Около часу ночи он позвонил Мильчиным, чтобы поздравить «честную компанию» с Новым годом, пожелать им всем здоровья и счастья. Подошел как раз сам Лазарь, но не узнал его с первых слов – был возбужден, хозяин застолья, захвачен тем круговоротом, да и выпил уже. Говорили они недолго и без какой-либо сердечности со стороны Мильчина, мысли его были сейчас далеки от Кортина, а, может быть, и он, как Лидия, также «не одобрял» его. В трубке слышались возгласы, шум, смех – тамошний поезд шел полным ходом не только без Дины, но и без него, Кортина.
Он включил звук телевизора, в котором на всю страну передавался один и тот же заранее подготовленный и заснятый новогодний «Голубой огонек», происходящий будто бы в эту самую ночь. На экране вскоре появилась поэтесса Беллочка Ахмадулина, их с Дуней любимица. Затем, как по заказу, выступала актриса Татьяна Доронина, тоже Дунина симпатия. Дуня любила ее за женственность, искренность, певучесть, и была огорчена, когда та неудачно снялась в роли женщины-ученой в надуманном многосерийном фильме. Играть ей там было нечего, она лишь многократно переодевалась из серии в серию, как манекенщица, и Кортин осудил ее тогда за измену самой себе. Дуня молча с ним соглашалась – во имя объективности, но из сердца не изгоняла, и Кортин, глядя на нее, напомнил себе пушкинские слова: «Там нет истины, где нет любви». Потом еще пела Шульженко, которую по своему армейскому прошлому продолжал почитать Кортин, а Дуня не оспаривала то хорошее, что ему виделось в ней, хотя сама относилась к этой исполнительнице прохладно.
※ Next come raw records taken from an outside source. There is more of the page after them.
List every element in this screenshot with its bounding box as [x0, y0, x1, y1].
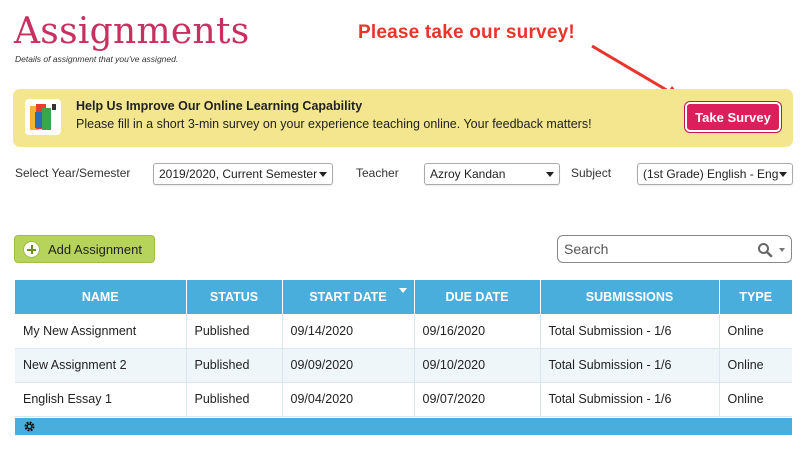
chevron-down-icon[interactable] [779, 248, 785, 252]
cell-submissions[interactable]: Total Submission - 1/6 [540, 314, 720, 349]
cell-name[interactable]: New Assignment 2 [15, 348, 187, 383]
cell-status: Published [186, 314, 283, 349]
column-header-start-date[interactable]: START DATE [282, 280, 415, 314]
banner-text: Please fill in a short 3-min survey on y… [76, 117, 592, 131]
cell-submissions[interactable]: Total Submission - 1/6 [540, 348, 720, 383]
cell-type: Online [719, 348, 792, 383]
search-input[interactable] [564, 240, 744, 258]
cell-start-date: 09/09/2020 [282, 348, 415, 383]
cell-name[interactable]: My New Assignment [15, 314, 187, 349]
table-row[interactable]: English Essay 1 Published 09/04/2020 09/… [15, 382, 792, 417]
chevron-down-icon [779, 172, 787, 177]
subject-label: Subject [571, 166, 612, 180]
subject-value: (1st Grade) English - Eng [643, 167, 779, 181]
assignments-table: NAME STATUS START DATE DUE DATE SUBMISSI… [15, 280, 792, 417]
survey-banner: Help Us Improve Our Online Learning Capa… [13, 89, 793, 147]
add-assignment-label: Add Assignment [48, 241, 142, 257]
search-icon[interactable] [757, 242, 773, 258]
cell-due-date: 09/10/2020 [414, 348, 541, 383]
sort-descending-icon [398, 288, 407, 293]
chevron-down-icon [546, 172, 554, 177]
cell-start-date: 09/14/2020 [282, 314, 415, 349]
table-row[interactable]: My New Assignment Published 09/14/2020 0… [15, 314, 792, 349]
column-header-name[interactable]: NAME [15, 280, 187, 314]
cell-name[interactable]: English Essay 1 [15, 382, 187, 417]
column-header-type[interactable]: TYPE [719, 280, 792, 314]
survey-annotation: Please take our survey! [358, 22, 575, 43]
chevron-down-icon [319, 172, 327, 177]
table-footer [15, 418, 792, 435]
teacher-select[interactable]: Azroy Kandan [424, 163, 560, 185]
cell-start-date: 09/04/2020 [282, 382, 415, 417]
search-box[interactable] [557, 235, 792, 263]
plus-circle-icon [23, 240, 40, 258]
colorful-book-logo-icon [25, 99, 61, 135]
page-title: Assignments [14, 11, 250, 52]
cell-type: Online [719, 382, 792, 417]
cell-due-date: 09/16/2020 [414, 314, 541, 349]
banner-heading: Help Us Improve Our Online Learning Capa… [76, 99, 363, 113]
take-survey-button[interactable]: Take Survey [685, 102, 781, 132]
page-subtitle: Details of assignment that you've assign… [15, 54, 179, 64]
subject-select[interactable]: (1st Grade) English - Eng [637, 163, 793, 185]
gear-icon[interactable] [23, 420, 36, 433]
column-header-start-date-label: START DATE [309, 290, 387, 304]
cell-type: Online [719, 314, 792, 349]
cell-due-date: 09/07/2020 [414, 382, 541, 417]
table-row[interactable]: New Assignment 2 Published 09/09/2020 09… [15, 348, 792, 383]
column-header-due-date[interactable]: DUE DATE [414, 280, 541, 314]
add-assignment-button[interactable]: Add Assignment [14, 235, 155, 263]
year-semester-value: 2019/2020, Current Semester [159, 167, 318, 181]
column-header-status[interactable]: STATUS [186, 280, 283, 314]
year-semester-label: Select Year/Semester [15, 166, 131, 180]
cell-status: Published [186, 382, 283, 417]
year-semester-select[interactable]: 2019/2020, Current Semester [153, 163, 333, 185]
teacher-value: Azroy Kandan [430, 167, 506, 181]
cell-submissions[interactable]: Total Submission - 1/6 [540, 382, 720, 417]
teacher-label: Teacher [356, 166, 399, 180]
column-header-submissions[interactable]: SUBMISSIONS [540, 280, 720, 314]
cell-status: Published [186, 348, 283, 383]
Он заметил за собою: что бы он ни видел, ни вспоминал, ни думал сейчас, он видел, вспоминал, думал и за себя и за Дуню, смотрел на все вокруг и ее глазами, оценивал и ее оценками. Он чувствовал ее присутствие в себе. И в то же время, глядя на экран телевизора, он осознавал, что все зрелище проходит уже без ее участия – без ее живого слова, отклика, улыбки, ответного поворота головы к нему, воспроизводимых теперь только в его душе. А сама жизнь шла без нее. Может быть, она и видела эту их продолжающуюся земную жизнь откуда-то со стороны, но никакого прямого участия в ней не принимала. Не могла. Только через те души, в которых она здесь оставалась. Через его душу. Он вспомнил, как говорил ей о своих умерших отце и матери – что они живут в нем, что они живы, пока жив он, ибо одна душа, став бестелесной, может продолжать свое здешнее существование только в другой, близкой и родной душе живущего человека.
Так он просидел в своем кресле до утра, пока не закончилась передача. Он никому больше не звонил, и никто в эту новогоднюю ночь не позвонил ему.
Его поднял с постели звонок почтальона в дверь. Из Ереванского издательства возвращали его фотографию, которую он недавно – в момент обнадеживающего просвета в болезни Дуни – послал туда вдогон с просьбой поместить в своей книге. Книга издавалась в переводе на армянский язык, и он полушутя мотивировал эту тщеславную просьбу тем, что хотел бы иметь зримое подтверждение своего авторства для друзей и знакомых, не умеющих читать по-армянски. Заведующая редакцией сообщала, что книга уже пошла в производство и вставлять портрет поздно. Кортин подумал, что смогли бы, наверное, и успеть, если бы постарались. Но все равно подобный отказ не так уж и плох – лучше, чем возврат из журнала его новой повести год назад, тоже в январе, в самый день его рождения. А нынешнее известие могло считаться даже новогодним подарком.